SANTO DOMINGO–O presidente Luis Abinader anunciou ontem, domingo, um conjunto de 15 medidas destinadas a conter a imigração de cidadãos haitianos para o país. Em mensagem à nação, o presidente afirmou que as ações visam “proteger a República Dominicana e garantir o respeito às leis do país”.
Diversas das resoluções mencionadas pelo presidente em seu discurso dizem respeito aos setores imobiliário, turístico e da construção civil. Nesse sentido, ele anunciou que o Poder Executivo apresentará ao Congresso Nacional um projeto de lei de reforma para endurecer as penalidades para proprietários de imóveis residenciais ou comerciais que alugam suas propriedades para pessoas com situação migratória irregular. Essas são as 15 medidas adotadas pelo Estado Dominicano, conforme especificado por Abinader:
1) A capacidade de supervisão das três atuais brigadas de fronteira será ampliada para seis áreas operacionais sob a supervisão de um oficial superior.
2) A vigilância na fronteira será reforçada com a adição de 1.500 soldados, que se somarão aos 9.500 que já atuam na região.
3) O Ministério da Defesa iniciará imediatamente uma licitação para a construção de mais 13 km, que se somarão aos 54 km de muro fronteiriço já construídos.
4) Um projeto de reforma será submetido ao Congresso Nacional para endurecer as sanções nos seguintes casos: funcionários públicos, civis e militares, que facilitem ou participem da entrada de imigrantes indocumentados; organizações ou indivíduos que se envolvam repetidamente no tráfico de pessoas em situação irregular; além disso, proporemos o estabelecimento de sanções severas para casos não previstos na legislação atual, como: proprietários de casas ou imóveis comerciais que alugam suas propriedades para pessoas com situação migratória irregular.
5) Incorporação de 750 novos agentes de imigração.
6) Ampliaremos a capacidade operacional da DGM instalando escritórios de controle de imigração em todas as províncias do país.
7) Modificaremos as normas de funcionamento do mercado para garantir que ele seja uma porta aberta para o comércio, mas não para a imigração irregular.
8) Sugeriremos à Procuradoria-Geral a criação de uma Procuradoria Especializada em Assuntos de Migração.
9) Ampliar a eficiência das repatriações em todo o território nacional por meio dos governos locais.
10) Criação de um Observatório Cidadão sobre o Funcionamento da Política Migratóriapara monitorar o cumprimento das normas e propor medidas corretivas da sociedade civil.
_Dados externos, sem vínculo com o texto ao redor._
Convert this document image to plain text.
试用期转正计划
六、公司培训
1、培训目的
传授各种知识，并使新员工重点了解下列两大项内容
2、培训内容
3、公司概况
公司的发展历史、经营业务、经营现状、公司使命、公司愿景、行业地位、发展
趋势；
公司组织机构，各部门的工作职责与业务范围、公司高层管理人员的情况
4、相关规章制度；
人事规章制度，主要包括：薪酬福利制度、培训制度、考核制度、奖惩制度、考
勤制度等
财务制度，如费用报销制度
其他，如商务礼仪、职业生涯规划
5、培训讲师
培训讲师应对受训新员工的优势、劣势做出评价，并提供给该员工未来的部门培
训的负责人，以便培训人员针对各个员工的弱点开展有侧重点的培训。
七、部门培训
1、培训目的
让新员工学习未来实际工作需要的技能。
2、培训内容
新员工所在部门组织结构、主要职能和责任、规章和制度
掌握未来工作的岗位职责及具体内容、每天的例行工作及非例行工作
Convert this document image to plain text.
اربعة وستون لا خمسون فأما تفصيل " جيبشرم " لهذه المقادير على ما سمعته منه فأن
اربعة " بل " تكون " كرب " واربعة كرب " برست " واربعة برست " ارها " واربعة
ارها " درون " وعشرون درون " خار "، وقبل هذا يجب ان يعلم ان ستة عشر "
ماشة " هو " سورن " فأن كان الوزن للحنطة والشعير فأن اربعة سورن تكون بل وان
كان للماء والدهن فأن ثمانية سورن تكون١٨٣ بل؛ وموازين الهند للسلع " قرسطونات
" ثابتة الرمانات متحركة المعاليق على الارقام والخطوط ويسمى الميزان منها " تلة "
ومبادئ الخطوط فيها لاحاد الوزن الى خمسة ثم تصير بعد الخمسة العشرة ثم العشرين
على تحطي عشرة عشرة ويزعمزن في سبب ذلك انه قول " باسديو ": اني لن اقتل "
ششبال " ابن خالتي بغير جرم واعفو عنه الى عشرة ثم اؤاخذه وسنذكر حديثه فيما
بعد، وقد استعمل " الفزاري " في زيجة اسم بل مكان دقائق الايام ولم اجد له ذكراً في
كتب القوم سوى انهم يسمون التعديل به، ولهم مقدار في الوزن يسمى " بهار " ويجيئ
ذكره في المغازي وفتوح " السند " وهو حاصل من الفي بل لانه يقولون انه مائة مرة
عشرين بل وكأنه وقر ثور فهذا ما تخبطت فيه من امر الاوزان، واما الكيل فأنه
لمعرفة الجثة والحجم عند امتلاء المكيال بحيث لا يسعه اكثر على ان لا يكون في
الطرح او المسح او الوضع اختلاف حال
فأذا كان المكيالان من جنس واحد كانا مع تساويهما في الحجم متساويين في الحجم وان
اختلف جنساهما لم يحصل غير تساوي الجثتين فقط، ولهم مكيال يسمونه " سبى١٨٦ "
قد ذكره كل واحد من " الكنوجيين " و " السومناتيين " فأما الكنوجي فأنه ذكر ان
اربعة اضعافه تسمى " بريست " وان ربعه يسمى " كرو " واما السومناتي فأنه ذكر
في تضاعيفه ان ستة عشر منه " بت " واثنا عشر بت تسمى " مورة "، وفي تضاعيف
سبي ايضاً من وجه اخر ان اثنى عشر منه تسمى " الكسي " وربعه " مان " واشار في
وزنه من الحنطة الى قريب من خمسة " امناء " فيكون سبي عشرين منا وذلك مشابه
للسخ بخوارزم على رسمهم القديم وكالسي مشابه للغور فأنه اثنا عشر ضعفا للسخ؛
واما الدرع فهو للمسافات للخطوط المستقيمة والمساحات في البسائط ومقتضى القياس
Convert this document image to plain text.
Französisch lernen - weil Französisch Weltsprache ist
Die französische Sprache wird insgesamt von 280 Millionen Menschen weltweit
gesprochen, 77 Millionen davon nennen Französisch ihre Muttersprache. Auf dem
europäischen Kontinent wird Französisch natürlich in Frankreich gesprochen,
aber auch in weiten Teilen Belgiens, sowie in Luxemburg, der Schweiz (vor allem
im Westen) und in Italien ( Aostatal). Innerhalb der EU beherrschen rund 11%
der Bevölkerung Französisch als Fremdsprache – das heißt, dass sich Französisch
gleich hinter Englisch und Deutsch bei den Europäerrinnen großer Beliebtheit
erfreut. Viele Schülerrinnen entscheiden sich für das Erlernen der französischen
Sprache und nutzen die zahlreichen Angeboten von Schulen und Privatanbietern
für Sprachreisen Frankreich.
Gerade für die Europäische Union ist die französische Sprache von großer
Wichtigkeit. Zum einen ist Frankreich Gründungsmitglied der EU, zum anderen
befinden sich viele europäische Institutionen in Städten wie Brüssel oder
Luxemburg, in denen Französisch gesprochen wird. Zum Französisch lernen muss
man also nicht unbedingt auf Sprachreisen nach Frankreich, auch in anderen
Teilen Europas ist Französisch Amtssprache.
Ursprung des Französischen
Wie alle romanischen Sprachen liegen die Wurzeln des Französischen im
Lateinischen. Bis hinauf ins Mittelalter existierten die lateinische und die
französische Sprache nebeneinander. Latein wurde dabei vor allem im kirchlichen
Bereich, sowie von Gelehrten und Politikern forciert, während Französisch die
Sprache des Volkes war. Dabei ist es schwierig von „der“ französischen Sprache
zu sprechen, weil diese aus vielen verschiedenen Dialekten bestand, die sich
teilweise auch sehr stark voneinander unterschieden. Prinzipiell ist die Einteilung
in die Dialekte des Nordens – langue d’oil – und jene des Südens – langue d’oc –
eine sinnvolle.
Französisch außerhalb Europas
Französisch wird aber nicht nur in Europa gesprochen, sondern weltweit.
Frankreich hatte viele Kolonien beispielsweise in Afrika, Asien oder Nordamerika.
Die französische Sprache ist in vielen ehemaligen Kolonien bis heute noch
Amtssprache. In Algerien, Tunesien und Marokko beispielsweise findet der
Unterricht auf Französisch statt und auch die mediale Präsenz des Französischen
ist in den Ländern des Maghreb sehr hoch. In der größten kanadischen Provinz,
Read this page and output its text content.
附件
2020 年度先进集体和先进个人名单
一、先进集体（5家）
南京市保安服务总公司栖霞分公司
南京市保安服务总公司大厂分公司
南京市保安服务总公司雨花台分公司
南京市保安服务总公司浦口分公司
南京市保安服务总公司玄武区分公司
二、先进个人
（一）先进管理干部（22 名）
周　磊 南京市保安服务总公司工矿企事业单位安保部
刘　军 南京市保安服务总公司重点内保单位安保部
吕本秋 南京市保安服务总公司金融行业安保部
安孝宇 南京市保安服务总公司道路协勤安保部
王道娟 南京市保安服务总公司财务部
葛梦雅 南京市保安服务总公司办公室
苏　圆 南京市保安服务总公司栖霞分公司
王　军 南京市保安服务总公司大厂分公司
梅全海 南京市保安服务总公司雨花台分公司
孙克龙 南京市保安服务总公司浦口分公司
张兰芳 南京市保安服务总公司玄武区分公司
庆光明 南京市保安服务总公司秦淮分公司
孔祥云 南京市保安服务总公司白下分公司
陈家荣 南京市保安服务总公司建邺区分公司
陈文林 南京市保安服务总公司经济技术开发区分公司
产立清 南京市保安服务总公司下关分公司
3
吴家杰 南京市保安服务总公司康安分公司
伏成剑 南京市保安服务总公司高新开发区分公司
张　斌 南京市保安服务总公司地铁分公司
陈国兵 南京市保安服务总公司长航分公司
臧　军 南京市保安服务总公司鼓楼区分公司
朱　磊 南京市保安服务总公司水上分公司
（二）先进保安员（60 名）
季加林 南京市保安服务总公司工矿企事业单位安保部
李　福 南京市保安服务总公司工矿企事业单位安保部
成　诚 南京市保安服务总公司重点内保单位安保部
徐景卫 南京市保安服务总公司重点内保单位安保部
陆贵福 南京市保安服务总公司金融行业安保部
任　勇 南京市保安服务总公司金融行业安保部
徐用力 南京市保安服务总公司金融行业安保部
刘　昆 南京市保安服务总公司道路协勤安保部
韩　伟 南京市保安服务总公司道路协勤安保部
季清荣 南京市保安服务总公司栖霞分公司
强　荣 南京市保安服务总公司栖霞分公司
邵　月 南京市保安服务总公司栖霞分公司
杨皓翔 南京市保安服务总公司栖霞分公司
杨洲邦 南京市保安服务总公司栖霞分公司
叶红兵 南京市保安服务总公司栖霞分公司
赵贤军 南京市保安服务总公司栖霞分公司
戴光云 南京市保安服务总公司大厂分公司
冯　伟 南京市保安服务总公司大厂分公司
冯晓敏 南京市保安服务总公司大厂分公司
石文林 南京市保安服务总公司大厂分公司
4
Este observatório funcionará de forma autônoma e independente, coordenado pelo jornalista Miguel Franjul.
11) Estabeleceremos um protocolo, que deverá estar pronto para implementação até segunda-feira, 21 de abril, exigindo que a equipe hospitalar do NHS solicite o seguinte: identificação, comprovante de vínculo empregatício no país e resultado de teste domiciliar. Uma taxa também será acordada para todos os serviços prestados. Caso algum desses requisitos não seja atendido, o paciente será tratado e, após a recuperação, repatriado imediatamente. Um agente de imigração estará presente em cada hospital para garantir o cumprimento deste protocolo.
12) Estudar as normas de imigração à luz da situação atual no Haiti. Decidimos nomear o Dr. Milton Ray Guevara como coordenador de uma comissão que realizará essa tarefa.
13) Promoveremos agora, nas negociações salariais tripartidas, a dominicanização do emprego, defendendo um aumento de 25% nas zonas francas e de 30% no setor turístico. Porque quando o trabalho é valorizado e bem remunerado, atrai pessoas.
14) Garantiremos que os beneficiários do programa Supérate possam ingressar no mercado de trabalho dos setores da construção e da agricultura, sem perder o seu apoio.
15) Ampliaremos o fundo administrado pelo Banco Nacional de Desenvolvimento e Exportação (Bandex) para fornecer às associações e cooperativas de produtores os recursos necessários para a transformação tecnológica. Osprivados da construção civil e da agricultura devem chegar a um acordo com o governo sobre sua industrialização e mecanização dentro de um prazo razoável.